Queensland court explains criteria for employer to be liable

How can employees prove employer negligence with workplace injuries?

A district court of Queensland recently dealt with a negligence claim of a worker who said he suffered an injury because the employer did not properly instruct him about the dangers of his job.

The employer owned a hobby farm comprising approximately 160 acres at Rosedale.

On the day of his accident, the worker was spraying stumps of regrowth, which the employer had cut with a spinning brush cutter. He was following his trail and assisting him in spraying herbicides to treat noxious regrowth on the property when he fell on a rock and broke his right leg. He claims to have suffered permanent injuries to his right leg because of the fall.

Before the incident, the worker had worked heavy outdoor jobs. These included working in a sawmill and doing fencing work and forestry and pastoral management type work. It would sometimes involve him camping in the bush for months on end.

His doctors all agreed that his work was “very physical” before his fall and involved him navigating rough and uneven terrain. They said that “because of his leg injury, he [could] no longer perform such work, limiting him to light to moderate duties,” although he could “continue working in caretaker roles indefinitely.”

In September 2021, he sued the employer for damages and other orders, alleging that the latter failed “to put in place a system of work” and “provide instructions, training and supervision to him.”

Generally, liability in tort depends upon proof of fault through the negligent infliction of harm. Case law has emphasised that it “does not depend on the prevention of injury.”

The employer was not required to guard against all risks of injury or to safeguard the worker “completely from all perils.” Rather, the employer’s duty “was to take reasonable care to avoid exposing the worker to unnecessary risks of injury.”

For the worker to demonstrate the employer’s negligence, he is required to establish the following:

(i) The task involved a foreseeable risk;

(ii) His belonged to the class of injury to which the risk exposed him;

(iii) There were reasonably practical means of preventing the risk;

(iv) The employer’s failure to eliminate the risk showed a want of reasonable care for the worker’s safety.

For his claims to succeed, he must show that the employer unreasonably failed to take measures reasonably open in the circumstances which would have protected him from the dangers of his task, without unduly impeding its accomplishment,” the court said.

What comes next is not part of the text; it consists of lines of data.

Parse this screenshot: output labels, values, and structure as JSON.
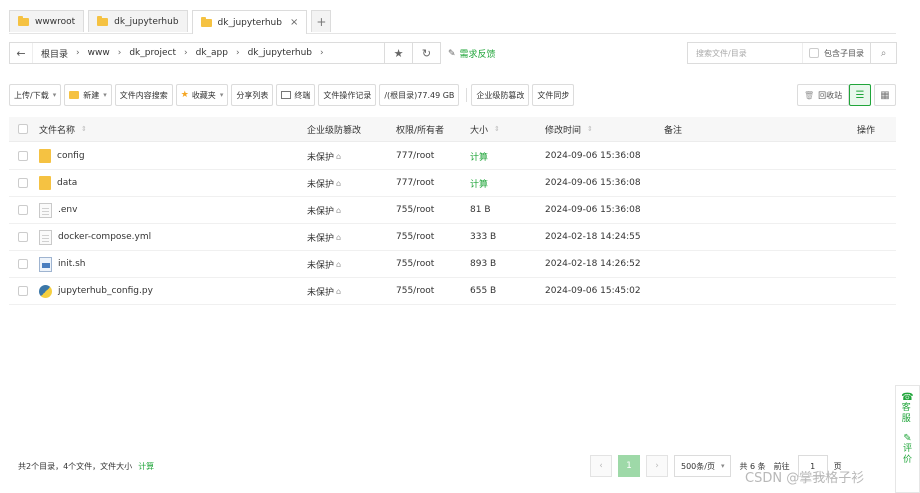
{
  "tabs": [
    {
      "label": "wwwroot",
      "active": false
    },
    {
      "label": "dk_jupyterhub",
      "active": false
    },
    {
      "label": "dk_jupyterhub",
      "active": true,
      "closable": true
    }
  ],
  "address": {
    "crumbs": [
      "根目录",
      "www",
      "dk_project",
      "dk_app",
      "dk_jupyterhub"
    ],
    "feedback": "需求反馈"
  },
  "search": {
    "placeholder": "搜索文件/目录",
    "subdir_label": "包含子目录"
  },
  "toolbar": {
    "upload": "上传/下载",
    "new": "新建",
    "content_search": "文件内容搜索",
    "favorites": "收藏夹",
    "share_list": "分享列表",
    "terminal": "终端",
    "op_log": "文件操作记录",
    "disk": "/(根目录)77.49 GB",
    "protect": "企业级防篡改",
    "sync": "文件同步",
    "recycle": "回收站"
  },
  "table": {
    "headers": {
      "name": "文件名称",
      "protect": "企业级防篡改",
      "perm": "权限/所有者",
      "size": "大小",
      "time": "修改时间",
      "note": "备注",
      "op": "操作"
    },
    "rows": [
      {
        "name": "config",
        "type": "folder",
        "protect": "未保护",
        "perm": "777/root",
        "size": "计算",
        "size_link": true,
        "time": "2024-09-06 15:36:08"
      },
      {
        "name": "data",
        "type": "folder",
        "protect": "未保护",
        "perm": "777/root",
        "size": "计算",
        "size_link": true,
        "time": "2024-09-06 15:36:08"
      },
      {
        "name": ".env",
        "type": "file",
        "protect": "未保护",
        "perm": "755/root",
        "size": "81 B",
        "size_link": false,
        "time": "2024-09-06 15:36:08"
      },
      {
        "name": "docker-compose.yml",
        "type": "file",
        "protect": "未保护",
        "perm": "755/root",
        "size": "333 B",
        "size_link": false,
        "time": "2024-02-18 14:24:55"
      },
      {
        "name": "init.sh",
        "type": "sh",
        "protect": "未保护",
        "perm": "755/root",
        "size": "893 B",
        "size_link": false,
        "time": "2024-02-18 14:26:52"
      },
      {
        "name": "jupyterhub_config.py",
        "type": "py",
        "protect": "未保护",
        "perm": "755/root",
        "size": "655 B",
        "size_link": false,
        "time": "2024-09-06 15:45:02"
      }
    ]
  },
  "footer": {
    "summary": "共2个目录，4个文件，文件大小",
    "calc": "计算",
    "page": "1",
    "per_page": "500条/页",
    "total": "共 6 条",
    "goto": "前往",
    "goto_value": "1",
    "page_unit": "页"
  },
  "float": {
    "service": "客服",
    "review": "评价"
  },
  "watermark": "CSDN @掌我格子衫",
  "colors": {
    "accent": "#20a53a",
    "folder": "#f5c242"
  }
}
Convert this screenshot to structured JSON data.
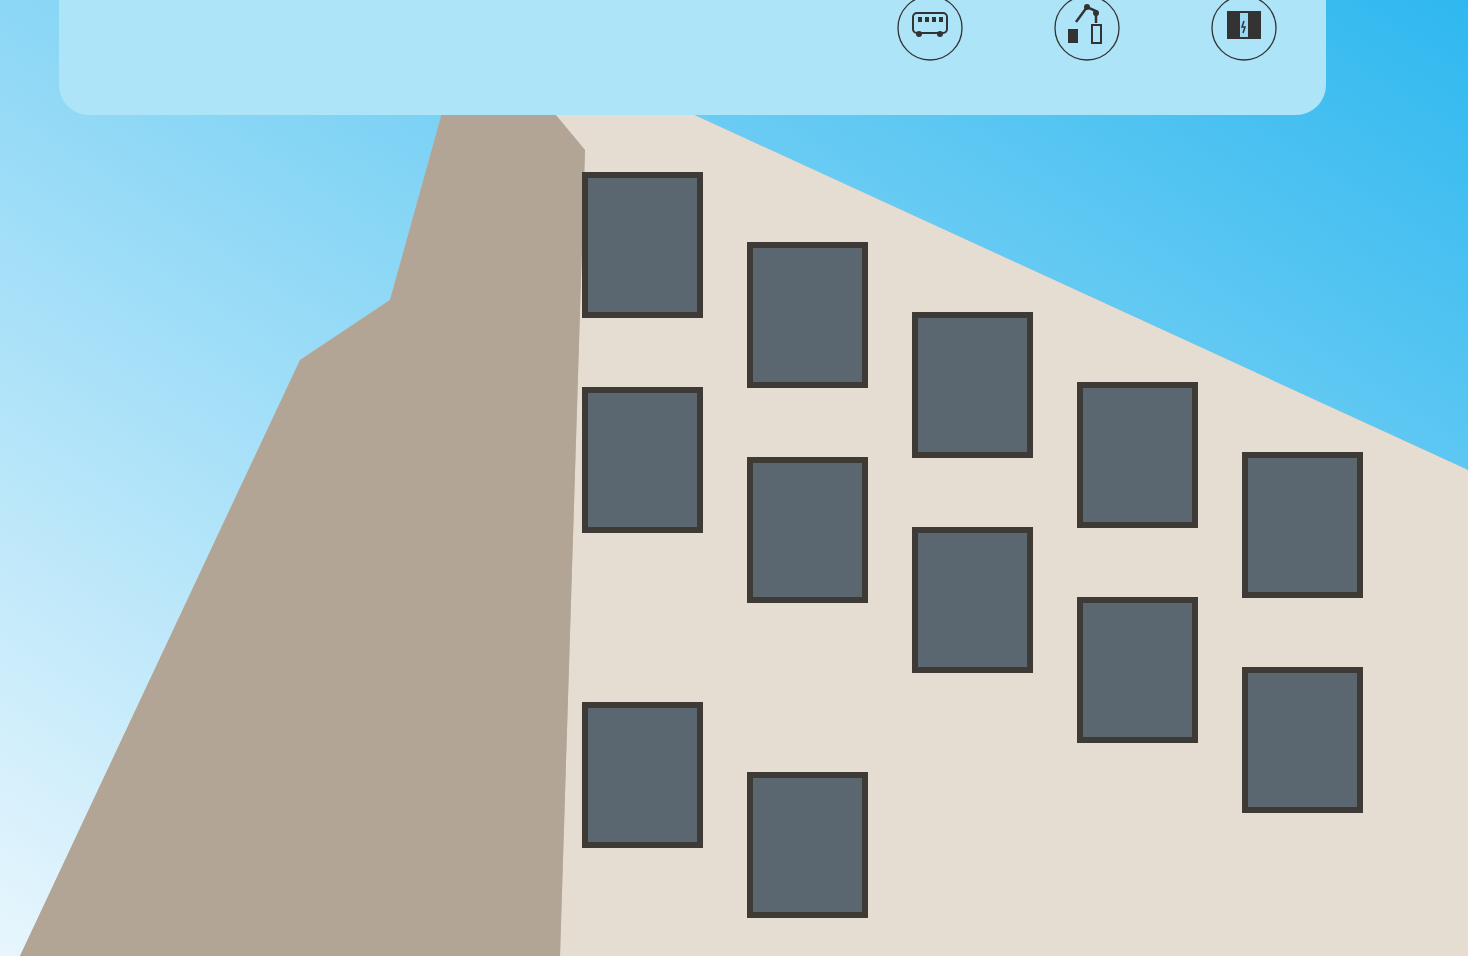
{
  "feature_card": {
    "icons": [
      {
        "kind": "bus"
      },
      {
        "kind": "robot-arm"
      },
      {
        "kind": "power-cabinet"
      }
    ]
  },
  "photo": {
    "kind": "building"
  }
}
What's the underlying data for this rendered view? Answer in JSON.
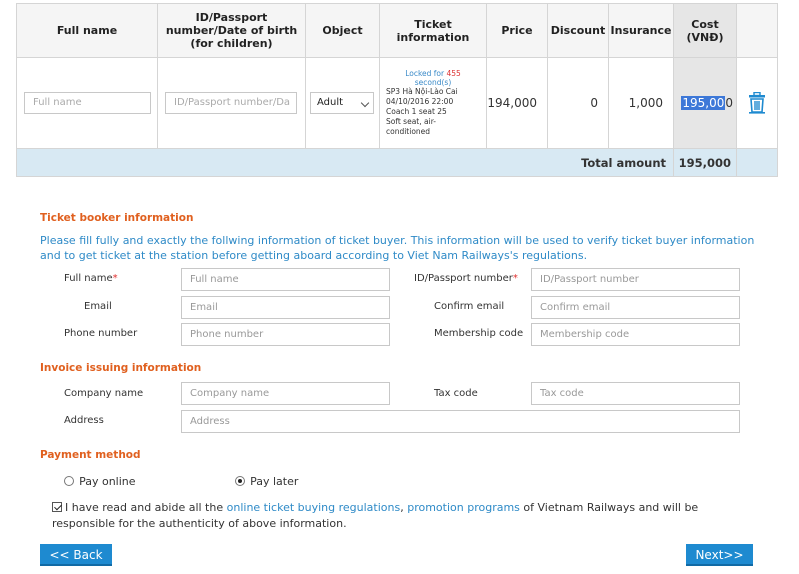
{
  "table": {
    "headers": {
      "full_name": "Full name",
      "id_line1": "ID/Passport",
      "id_line2": "number/Date of birth",
      "id_line3": "(for children)",
      "object": "Object",
      "ticket_line1": "Ticket",
      "ticket_line2": "information",
      "price": "Price",
      "discount": "Discount",
      "insurance": "Insurance",
      "cost_line1": "Cost",
      "cost_line2": "(VNĐ)"
    },
    "row": {
      "full_name_placeholder": "Full name",
      "id_placeholder": "ID/Passport number/Da",
      "object_value": "Adult",
      "lock_text1": "Locked for",
      "lock_seconds": "455",
      "lock_text2": "second(s)",
      "train": "SP3 Hà Nội-Lào Cai",
      "datetime": "04/10/2016 22:00",
      "coach_seat": "Coach 1 seat 25",
      "seat_type1": "Soft seat, air-",
      "seat_type2": "conditioned",
      "price": "194,000",
      "discount": "0",
      "insurance": "1,000",
      "cost_selected": "195,00",
      "cost_rest": "0",
      "delete_icon": "trash-icon"
    },
    "total_label": "Total amount",
    "total_value": "195,000"
  },
  "booker": {
    "title": "Ticket booker information",
    "description": "Please fill fully and exactly the follwing information of ticket buyer. This information will be used to verify ticket buyer information and to get ticket at the station before getting aboard according to Viet Nam Railways's regulations.",
    "full_name_label": "Full name",
    "required_mark": "*",
    "full_name_placeholder": "Full name",
    "id_label": "ID/Passport number",
    "id_placeholder": "ID/Passport number",
    "email_label": "Email",
    "email_placeholder": "Email",
    "confirm_email_label": "Confirm email",
    "confirm_email_placeholder": "Confirm email",
    "phone_label": "Phone number",
    "phone_placeholder": "Phone number",
    "membership_label": "Membership code",
    "membership_placeholder": "Membership code"
  },
  "invoice": {
    "title": "Invoice issuing information",
    "company_label": "Company name",
    "company_placeholder": "Company name",
    "tax_label": "Tax code",
    "tax_placeholder": "Tax code",
    "address_label": "Address",
    "address_placeholder": "Address"
  },
  "payment": {
    "title": "Payment method",
    "online": "Pay online",
    "later": "Pay later",
    "selected": "Pay later"
  },
  "agreement": {
    "text1": "I have read and abide all the",
    "link1": "online ticket buying regulations",
    "comma": ",",
    "link2": "promotion programs",
    "text2": "of Vietnam Railways and will be responsible for the authenticity of above information."
  },
  "buttons": {
    "back": "<< Back",
    "next": "Next>>"
  },
  "colors": {
    "accent_blue": "#1e8ad0",
    "section_orange": "#e0601f",
    "text_blue": "#2e8ac7",
    "total_row_bg": "#d8e9f3"
  }
}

The worker argued that he “should have been warned” that he might be injured if he came too close to the operating spinning blade. He said the employer “created the risk by failing to adopt a safe system of work.” However, the court noted that the worker did not suggest the “system of work” that he found adequate to protect him from risks.

“It is true that a system of work, where there would be greater distance between the worker and the property-owner, might have decreased the risk that the plaintiff waiting behind to spray the cut stumps would suffer injury,” the court said.

“But the problem, of course, is that the totality of the evidence is that such a system would have unduly impeded the worker in effectively performing the spraying work,” it added.

Simply put, the court said there were no reasonable protections that the employer could put up without preventing the worker from accomplishing his job.

Thus, it said it was “not persuaded that the employer was negligent in failing to implement a system and provide training, instructions or supervision,” which the worker demanded in his claims.

Ultimately, the court decided in favour of the employer.